Auch im Manjema-Lande führten die Schwarzen Krieg mit ihren Nachbarn, verspeisten ihre erschlagenen Feinde, beteten Götzen an, die sie selbst aus Holz schnitzten, und glaubten an Beschwörungen und ähnlichen Hokuspokus. »Sterben bei euch die Leute auch oder kennt ihr Beschwörungen, die gegen den Tod helfen?« fragten sie. »Wo bleibt der Mensch, wenn das Leben erloschen ist?« Und Livingstone versuchte, ihnen dies alles zu erklären.
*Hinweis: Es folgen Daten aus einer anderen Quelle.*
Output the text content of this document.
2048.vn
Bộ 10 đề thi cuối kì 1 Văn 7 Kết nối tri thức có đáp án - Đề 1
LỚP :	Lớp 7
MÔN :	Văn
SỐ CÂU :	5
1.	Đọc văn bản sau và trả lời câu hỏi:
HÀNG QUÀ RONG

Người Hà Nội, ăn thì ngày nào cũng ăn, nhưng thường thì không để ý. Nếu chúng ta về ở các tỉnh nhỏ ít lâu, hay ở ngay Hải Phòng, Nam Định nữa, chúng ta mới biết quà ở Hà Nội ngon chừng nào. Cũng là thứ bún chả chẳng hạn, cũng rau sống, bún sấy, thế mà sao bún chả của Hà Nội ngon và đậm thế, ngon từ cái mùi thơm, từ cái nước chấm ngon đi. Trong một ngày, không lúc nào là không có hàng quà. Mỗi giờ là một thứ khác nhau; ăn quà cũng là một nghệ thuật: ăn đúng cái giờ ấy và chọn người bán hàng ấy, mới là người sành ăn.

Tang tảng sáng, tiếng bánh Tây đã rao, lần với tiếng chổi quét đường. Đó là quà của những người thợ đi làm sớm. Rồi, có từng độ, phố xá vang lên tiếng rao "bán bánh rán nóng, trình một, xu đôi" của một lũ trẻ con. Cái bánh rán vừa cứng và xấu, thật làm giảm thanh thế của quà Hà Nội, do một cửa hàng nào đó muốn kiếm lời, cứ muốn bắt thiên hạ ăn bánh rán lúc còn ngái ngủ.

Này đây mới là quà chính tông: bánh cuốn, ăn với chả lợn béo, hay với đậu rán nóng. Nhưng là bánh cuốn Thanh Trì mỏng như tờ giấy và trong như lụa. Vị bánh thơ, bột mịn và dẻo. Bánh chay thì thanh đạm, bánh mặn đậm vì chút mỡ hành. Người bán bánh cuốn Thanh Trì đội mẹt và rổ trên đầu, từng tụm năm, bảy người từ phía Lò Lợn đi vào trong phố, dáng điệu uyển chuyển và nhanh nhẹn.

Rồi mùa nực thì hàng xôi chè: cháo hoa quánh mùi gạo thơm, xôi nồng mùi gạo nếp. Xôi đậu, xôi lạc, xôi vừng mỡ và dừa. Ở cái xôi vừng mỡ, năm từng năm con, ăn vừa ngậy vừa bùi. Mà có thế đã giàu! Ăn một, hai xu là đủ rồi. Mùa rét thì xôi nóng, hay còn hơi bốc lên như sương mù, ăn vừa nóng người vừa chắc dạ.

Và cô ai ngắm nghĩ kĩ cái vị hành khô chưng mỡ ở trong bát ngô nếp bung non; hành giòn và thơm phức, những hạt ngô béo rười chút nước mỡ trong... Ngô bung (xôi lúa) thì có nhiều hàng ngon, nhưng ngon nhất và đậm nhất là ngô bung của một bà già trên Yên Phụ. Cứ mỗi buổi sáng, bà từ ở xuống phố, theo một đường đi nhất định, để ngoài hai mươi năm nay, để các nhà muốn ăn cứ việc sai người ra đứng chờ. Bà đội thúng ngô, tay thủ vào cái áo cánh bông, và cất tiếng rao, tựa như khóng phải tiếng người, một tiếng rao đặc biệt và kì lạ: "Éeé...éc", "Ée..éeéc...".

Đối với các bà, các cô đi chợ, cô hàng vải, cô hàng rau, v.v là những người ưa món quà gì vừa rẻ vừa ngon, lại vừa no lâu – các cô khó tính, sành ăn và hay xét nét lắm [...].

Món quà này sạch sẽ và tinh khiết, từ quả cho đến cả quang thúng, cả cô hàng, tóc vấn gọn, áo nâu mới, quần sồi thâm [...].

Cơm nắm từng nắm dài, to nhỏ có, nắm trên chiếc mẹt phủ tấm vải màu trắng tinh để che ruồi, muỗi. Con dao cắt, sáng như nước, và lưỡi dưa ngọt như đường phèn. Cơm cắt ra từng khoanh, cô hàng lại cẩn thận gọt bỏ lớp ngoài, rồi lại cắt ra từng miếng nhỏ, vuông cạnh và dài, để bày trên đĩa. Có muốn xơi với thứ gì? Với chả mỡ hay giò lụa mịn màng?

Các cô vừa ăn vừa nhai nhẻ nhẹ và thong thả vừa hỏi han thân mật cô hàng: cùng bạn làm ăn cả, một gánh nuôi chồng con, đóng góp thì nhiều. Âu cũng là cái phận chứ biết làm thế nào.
In westlicher Richtung zog er dann weiter. Der Lualaba ließ ihm keine Ruhe. Die Eingeborenen der Gegenden, die er durchwanderte, hielten ihn für einen Sklavenhändler gleich den andern Fremdlingen und unterstützten ihn daher in keiner Weise. Aber welch ein märchenhaftes Land durchwanderte er! Auf den Hügeln schwankten die Palmen im Wind, und Kletterpflanzen, so dick wie Kabeltaue, wanden sich um Riesenbäume, auf denen kreischende Papageien von Ast zu Ast flogen. Ganze Heerscharen munterer Affen lebten in den grünen Laubgewölben, und die Tierwelt wetteiferte mit der Vegetation an Mannigfaltigkeit und Reichtum. Seltsame Pflanzen, die Insekten und selbst kleine Fische, die sich in das nasse Gras hinaufschnellten, an sich zogen und verspeisten, wuchsen an den Ufern der Flüsse, und für all solche Naturerscheinungen hatte Livingstone ein immer offenes Auge.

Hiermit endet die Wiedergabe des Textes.